Interview à RFI et France inter à New York, le 14 novembre 2001 :
Q - Monsieur le Ministre, l'Afghanistan nouveau a commencé, alors quelles sont les priorités ?
R - La priorité, c'est d'abord de se réjouir que le régime taleb soit en train de s'effondrer. C'était notre objectif puisque le système de Ben Laden, Al Qaïda, n'existait pas sans le système taliban, qui était par ailleurs un système haïssable pour bien d'autres raisons.
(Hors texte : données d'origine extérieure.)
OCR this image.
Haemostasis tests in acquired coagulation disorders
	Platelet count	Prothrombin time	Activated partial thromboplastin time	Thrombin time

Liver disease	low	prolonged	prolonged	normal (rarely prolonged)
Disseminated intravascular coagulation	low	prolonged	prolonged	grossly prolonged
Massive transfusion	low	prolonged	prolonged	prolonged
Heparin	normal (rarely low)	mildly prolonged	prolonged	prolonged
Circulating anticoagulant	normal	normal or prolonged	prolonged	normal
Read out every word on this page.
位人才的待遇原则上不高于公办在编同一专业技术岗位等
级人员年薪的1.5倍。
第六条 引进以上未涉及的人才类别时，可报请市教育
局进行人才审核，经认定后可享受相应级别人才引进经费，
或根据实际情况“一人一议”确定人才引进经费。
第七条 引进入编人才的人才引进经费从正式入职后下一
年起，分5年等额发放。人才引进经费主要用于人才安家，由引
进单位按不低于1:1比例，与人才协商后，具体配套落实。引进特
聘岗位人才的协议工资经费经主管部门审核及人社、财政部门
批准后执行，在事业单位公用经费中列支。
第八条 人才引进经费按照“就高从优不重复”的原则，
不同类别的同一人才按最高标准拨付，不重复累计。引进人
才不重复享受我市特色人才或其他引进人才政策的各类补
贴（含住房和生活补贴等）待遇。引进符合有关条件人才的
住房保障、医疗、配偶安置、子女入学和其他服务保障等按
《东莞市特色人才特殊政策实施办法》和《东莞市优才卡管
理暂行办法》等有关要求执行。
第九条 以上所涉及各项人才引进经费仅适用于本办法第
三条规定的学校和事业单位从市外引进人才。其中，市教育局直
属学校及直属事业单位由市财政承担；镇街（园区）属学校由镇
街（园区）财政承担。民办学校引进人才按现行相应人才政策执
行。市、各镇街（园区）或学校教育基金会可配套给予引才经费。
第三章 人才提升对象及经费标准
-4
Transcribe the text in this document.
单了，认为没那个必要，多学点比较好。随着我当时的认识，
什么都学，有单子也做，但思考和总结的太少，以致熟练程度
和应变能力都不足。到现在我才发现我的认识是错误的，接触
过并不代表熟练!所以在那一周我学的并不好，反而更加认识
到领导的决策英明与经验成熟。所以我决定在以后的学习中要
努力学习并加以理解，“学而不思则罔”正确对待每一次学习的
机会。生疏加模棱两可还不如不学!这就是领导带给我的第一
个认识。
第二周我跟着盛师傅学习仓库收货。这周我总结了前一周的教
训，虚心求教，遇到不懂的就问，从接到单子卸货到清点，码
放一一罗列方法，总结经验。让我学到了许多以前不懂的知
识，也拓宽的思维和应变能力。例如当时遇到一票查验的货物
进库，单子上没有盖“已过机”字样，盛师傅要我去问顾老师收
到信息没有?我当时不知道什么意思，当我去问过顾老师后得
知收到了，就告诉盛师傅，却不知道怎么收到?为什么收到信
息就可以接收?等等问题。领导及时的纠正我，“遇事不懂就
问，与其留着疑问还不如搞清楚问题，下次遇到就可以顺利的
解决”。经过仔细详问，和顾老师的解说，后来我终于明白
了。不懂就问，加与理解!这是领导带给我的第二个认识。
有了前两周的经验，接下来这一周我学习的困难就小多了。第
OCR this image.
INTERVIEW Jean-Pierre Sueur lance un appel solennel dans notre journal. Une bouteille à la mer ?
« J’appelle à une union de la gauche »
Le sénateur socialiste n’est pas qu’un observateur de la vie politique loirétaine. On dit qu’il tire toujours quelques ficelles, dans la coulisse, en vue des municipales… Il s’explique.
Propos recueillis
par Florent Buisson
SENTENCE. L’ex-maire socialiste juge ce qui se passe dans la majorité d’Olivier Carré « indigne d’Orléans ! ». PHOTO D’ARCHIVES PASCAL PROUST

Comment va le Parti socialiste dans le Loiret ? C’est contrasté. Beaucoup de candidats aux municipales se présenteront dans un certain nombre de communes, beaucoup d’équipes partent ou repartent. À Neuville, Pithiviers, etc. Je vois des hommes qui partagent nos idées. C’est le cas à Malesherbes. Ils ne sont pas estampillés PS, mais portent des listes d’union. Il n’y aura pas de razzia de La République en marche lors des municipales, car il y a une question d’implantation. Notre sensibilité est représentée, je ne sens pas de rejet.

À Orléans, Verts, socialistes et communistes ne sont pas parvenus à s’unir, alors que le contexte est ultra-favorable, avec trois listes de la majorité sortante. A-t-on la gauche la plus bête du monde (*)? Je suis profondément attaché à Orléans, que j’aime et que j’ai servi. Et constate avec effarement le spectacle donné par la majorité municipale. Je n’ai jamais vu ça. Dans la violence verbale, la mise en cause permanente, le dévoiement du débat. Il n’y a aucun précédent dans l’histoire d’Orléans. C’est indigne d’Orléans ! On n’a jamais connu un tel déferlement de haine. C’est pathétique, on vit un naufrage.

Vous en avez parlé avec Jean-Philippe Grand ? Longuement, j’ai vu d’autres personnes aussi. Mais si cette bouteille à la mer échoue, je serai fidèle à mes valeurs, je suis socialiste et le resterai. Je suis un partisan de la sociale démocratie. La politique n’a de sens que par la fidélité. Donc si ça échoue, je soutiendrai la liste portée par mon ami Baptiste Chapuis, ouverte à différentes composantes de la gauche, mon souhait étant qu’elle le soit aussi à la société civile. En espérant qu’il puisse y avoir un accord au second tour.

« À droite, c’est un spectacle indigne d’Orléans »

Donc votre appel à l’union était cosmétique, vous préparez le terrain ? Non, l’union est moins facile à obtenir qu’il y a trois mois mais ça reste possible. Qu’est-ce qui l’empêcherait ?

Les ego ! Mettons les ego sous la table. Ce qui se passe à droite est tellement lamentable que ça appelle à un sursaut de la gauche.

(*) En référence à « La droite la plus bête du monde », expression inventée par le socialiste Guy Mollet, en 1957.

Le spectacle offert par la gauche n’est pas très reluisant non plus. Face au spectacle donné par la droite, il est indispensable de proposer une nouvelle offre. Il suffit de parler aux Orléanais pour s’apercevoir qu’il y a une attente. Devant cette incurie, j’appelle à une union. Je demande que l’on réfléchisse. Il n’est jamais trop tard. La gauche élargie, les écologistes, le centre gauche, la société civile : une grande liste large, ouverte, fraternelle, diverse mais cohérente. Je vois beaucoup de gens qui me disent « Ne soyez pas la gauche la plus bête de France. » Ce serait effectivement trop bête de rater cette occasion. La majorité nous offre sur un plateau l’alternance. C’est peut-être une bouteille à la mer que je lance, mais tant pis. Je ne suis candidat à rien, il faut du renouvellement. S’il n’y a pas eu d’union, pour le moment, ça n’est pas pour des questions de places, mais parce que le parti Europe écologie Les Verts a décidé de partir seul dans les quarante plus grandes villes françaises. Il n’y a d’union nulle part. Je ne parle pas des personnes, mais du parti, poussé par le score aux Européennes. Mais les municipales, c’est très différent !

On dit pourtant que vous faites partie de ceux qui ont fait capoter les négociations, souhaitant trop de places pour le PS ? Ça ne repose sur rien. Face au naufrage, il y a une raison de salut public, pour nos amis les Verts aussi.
Ensuite, la priorité, c'est que dans ces zones de plus en plus étendues où l'Afghanistan est libéré, Mazar-i-Charif, Kaboul, bientôt la moitié du pays, les chefs militaires de l'Alliance du nord arrivent à imposer à leurs troupes un comportement de retenue dans le but qu'il n'y ait pas de pillages, de massacres, contrairement à ce qui s'était passé après 1992, au début de la guerre civile, et qu'ils arrivent à se comporter de façon responsable. Ils sont rentrés dans un certain nombre de villes que les Taleban ont abandonnées, mais ils ne peuvent pas à eux seuls exercer le pouvoir dans l'Afghanistan nouveau. Cela rejoint la nécessité d'un accord politique entre les Pachtounes d'une part et d'autre part, les différentes minorités, ce que nous avons proposé dès le début octobre, ce à quoi travaille d'arrache-pied M. Brahimi, le représentant spécial de Kofi Annan. Il faut que ce travail soit accéléré, il faut que ce soit sa seule préoccupation des prochains jours. Il faut trouver l'équilibre pour soutenir l'autorité afghane représentative dont la communauté internationale a besoin pour aider maintenant l'Afghanistan.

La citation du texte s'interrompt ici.